Please provide your complete ballot, or if you brought your proxy card, your completed proxy card to the corporate secretary or the inspector of elections. Now, let's just pause here for a moment, and while we're pausing to allow shareholders to wrap up their voting, we will now respond to any questions.
Mr. Chair, just advising you that we have no questions in the queue at this time.
Okay. So given that, because those desiring to vote by ballot have done so, and there is no ongoing voting activity on the web portal, I hereby declare the polls closed. The ballots and proxies will be held in the possession of the Inspector of Elections. The Inspector of Elections will tally the votes. Mr. Jackson, will you please report the preliminary results of the voting?
Mr. Chair, based on the preliminary results received from the Inspector of Elections, I can state that all nominees for election to the board under Proposal 1 have been duly elected, with each nominee receiving a substantial majority of votes cast in favor of their election. Proposal 2, to approve on an advisory basis, the compensation of the named executive officers, has been approved. Proposal three, to ratify the appointment of Avnet's independent registered public accounting firm for fiscal year 2021, has been approved. We will publish the final voting results in the next few days on a Form 8-K.
Thank you. Thank you.
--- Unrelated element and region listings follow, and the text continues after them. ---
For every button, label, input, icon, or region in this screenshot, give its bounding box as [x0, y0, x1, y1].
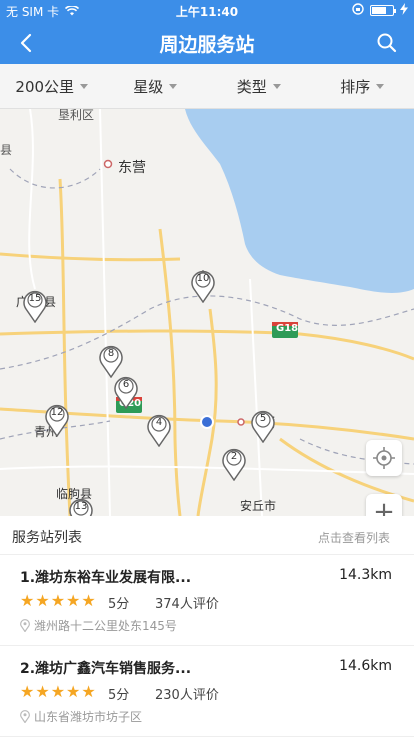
station-marker[interactable]: 12 — [44, 401, 70, 437]
nav-bar: 周边服务站 — [0, 22, 414, 64]
city-dot-dongying — [105, 161, 112, 168]
filter-distance[interactable]: 200公里 — [0, 64, 104, 108]
marker-number: 4 — [146, 417, 172, 428]
current-location-dot — [201, 416, 213, 428]
list-item[interactable]: 2.潍坊广鑫汽车销售服务... 14.6km ★★★★★ 5分 230人评价 山… — [0, 646, 414, 737]
caret-down-icon — [80, 84, 88, 89]
filter-rating[interactable]: 星级 — [104, 64, 208, 108]
station-name: 1.潍坊东裕车业发展有限... — [20, 567, 191, 587]
locate-me-button[interactable] — [366, 440, 402, 476]
map-label-dongying: 东营 — [118, 157, 146, 177]
station-address: 潍州路十二公里处东145号 — [34, 617, 177, 634]
crosshair-icon — [366, 440, 402, 476]
star-icon: ★ — [66, 593, 80, 609]
station-distance: 14.3km — [339, 567, 392, 583]
filter-type[interactable]: 类型 — [207, 64, 311, 108]
station-score: 5分 — [108, 593, 129, 612]
list-title: 服务站列表 — [12, 527, 82, 547]
zoom-in-button[interactable]: + — [366, 494, 402, 516]
station-address: 山东省潍坊市坊子区 — [34, 708, 142, 725]
star-rating: ★★★★★ — [20, 593, 96, 609]
station-marker[interactable]: 6 — [113, 373, 139, 409]
water-area — [185, 109, 414, 293]
list-item[interactable]: 1.潍坊东裕车业发展有限... 14.3km ★★★★★ 5分 374人评价 潍… — [0, 555, 414, 646]
highway-label-g18: G18 — [276, 323, 298, 334]
caret-down-icon — [273, 84, 281, 89]
location-pin-icon — [20, 710, 30, 723]
star-icon: ★ — [51, 593, 65, 609]
station-marker[interactable]: 2 — [221, 445, 247, 481]
station-list: 服务站列表 点击查看列表 1.潍坊东裕车业发展有限... 14.3km ★★★★… — [0, 516, 414, 736]
star-icon: ★ — [20, 684, 34, 700]
station-marker[interactable]: 5 — [250, 407, 276, 443]
star-icon: ★ — [35, 593, 49, 609]
marker-number: 6 — [113, 379, 139, 390]
marker-number: 5 — [250, 413, 276, 424]
filter-sort[interactable]: 排序 — [311, 64, 414, 108]
map-view[interactable]: 垦利区 县 东营 广 县 青州 临朐县 安丘市 j G18 G20 10 15 … — [0, 109, 414, 516]
battery-icon — [370, 5, 394, 16]
station-reviews: 230人评价 — [155, 684, 219, 703]
star-icon: ★ — [35, 684, 49, 700]
marker-number: 15 — [22, 293, 48, 304]
station-reviews: 374人评价 — [155, 593, 219, 612]
marker-number: 12 — [44, 407, 70, 418]
station-marker[interactable]: 10 — [190, 267, 216, 303]
map-label-county-left: 县 — [0, 141, 12, 158]
filter-rating-label: 星级 — [133, 76, 163, 97]
station-score: 5分 — [108, 684, 129, 703]
filter-bar: 200公里 星级 类型 排序 — [0, 64, 414, 109]
star-icon: ★ — [81, 684, 95, 700]
chevron-left-icon — [12, 28, 42, 58]
filter-distance-label: 200公里 — [15, 76, 74, 97]
caret-down-icon — [376, 84, 384, 89]
star-icon: ★ — [20, 593, 34, 609]
city-dot — [238, 419, 244, 425]
station-name: 2.潍坊广鑫汽车销售服务... — [20, 658, 191, 678]
location-pin-icon — [20, 619, 30, 632]
star-rating: ★★★★★ — [20, 684, 96, 700]
marker-number: 2 — [221, 451, 247, 462]
view-list-link[interactable]: 点击查看列表 — [318, 529, 390, 546]
status-bar: 无 SIM 卡 上午11:40 — [0, 0, 414, 22]
filter-sort-label: 排序 — [340, 76, 370, 97]
search-icon — [372, 28, 402, 58]
list-header: 服务站列表 点击查看列表 — [0, 516, 414, 555]
rotation-lock-icon — [352, 3, 364, 18]
page-title: 周边服务站 — [0, 30, 414, 57]
marker-number: 10 — [190, 273, 216, 284]
station-address-row: 山东省潍坊市坊子区 — [20, 708, 142, 725]
star-icon: ★ — [66, 684, 80, 700]
star-icon: ★ — [81, 593, 95, 609]
marker-number: 8 — [98, 348, 124, 359]
map-label-anqiu: 安丘市 — [240, 497, 276, 514]
station-address-row: 潍州路十二公里处东145号 — [20, 617, 177, 634]
station-marker[interactable]: 13 — [68, 495, 94, 516]
star-icon: ★ — [51, 684, 65, 700]
caret-down-icon — [169, 84, 177, 89]
back-button[interactable] — [12, 28, 42, 58]
map-background — [0, 109, 414, 516]
charging-icon — [400, 3, 408, 18]
filter-type-label: 类型 — [237, 76, 267, 97]
map-label-kenli: 垦利区 — [58, 109, 94, 123]
station-distance: 14.6km — [339, 658, 392, 674]
station-marker[interactable]: 4 — [146, 411, 172, 447]
station-marker[interactable]: 15 — [22, 287, 48, 323]
marker-number: 13 — [68, 501, 94, 512]
search-button[interactable] — [372, 28, 402, 58]
plus-icon: + — [373, 497, 395, 516]
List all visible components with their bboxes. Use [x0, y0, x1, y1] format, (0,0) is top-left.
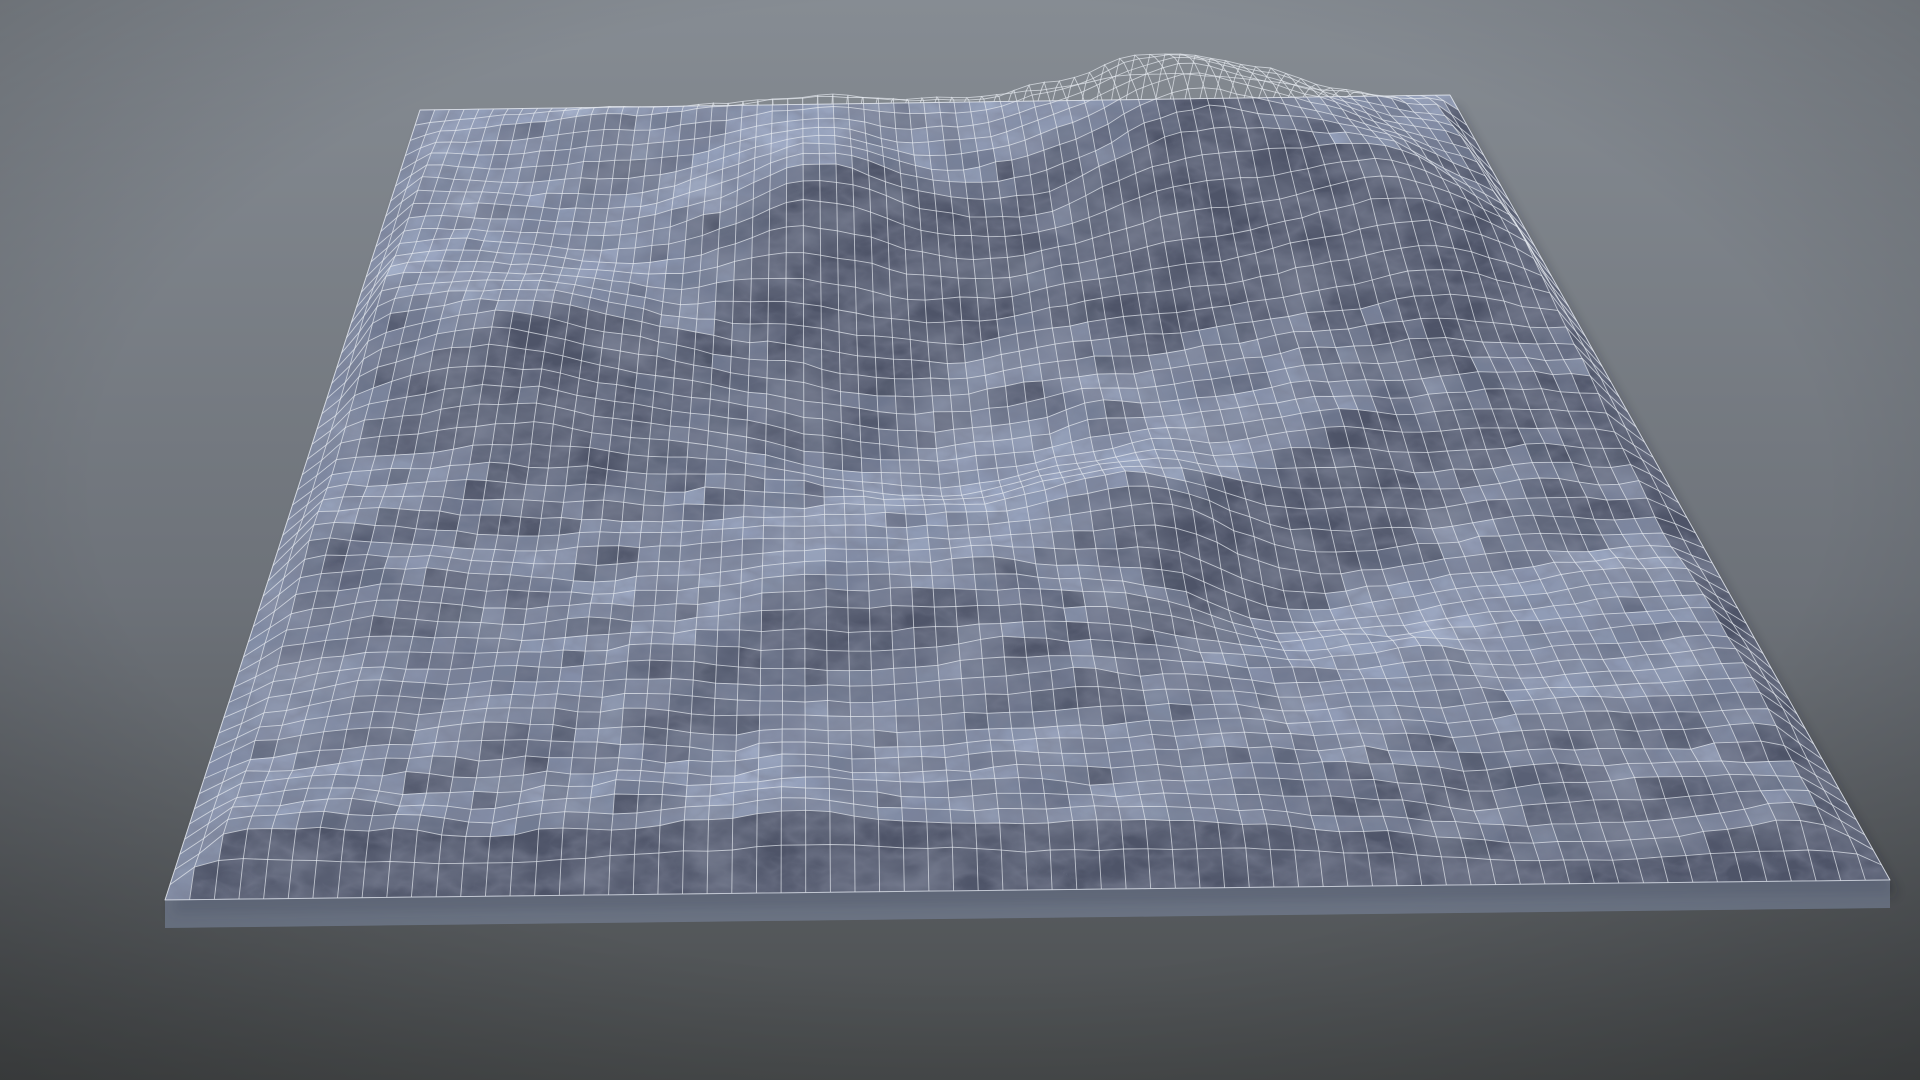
terrain-render — [0, 0, 1920, 1080]
3d-viewport[interactable] — [0, 0, 1920, 1080]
The formal meeting, the business portion of this meeting has concluded, and the meeting is adjourned. However, for the benefit of shareholders, we will continue informally with Q&As. So if there are any questions, we are entertaining questions now. We'll respond to those questions. So the floor is open to questions.
Mr. Chair, just advising that we still have no questions in the queue.
Okay, thank you. Let's just give it a couple more seconds here. Okay. Given there are no further questions, that concludes the Q&A portion of the meeting. Again, I wanna thank each of you for attending today's meeting. Thank you. Goodbye.
The conference has now concluded. Thank you for attending today's presentation. You may now disconnect.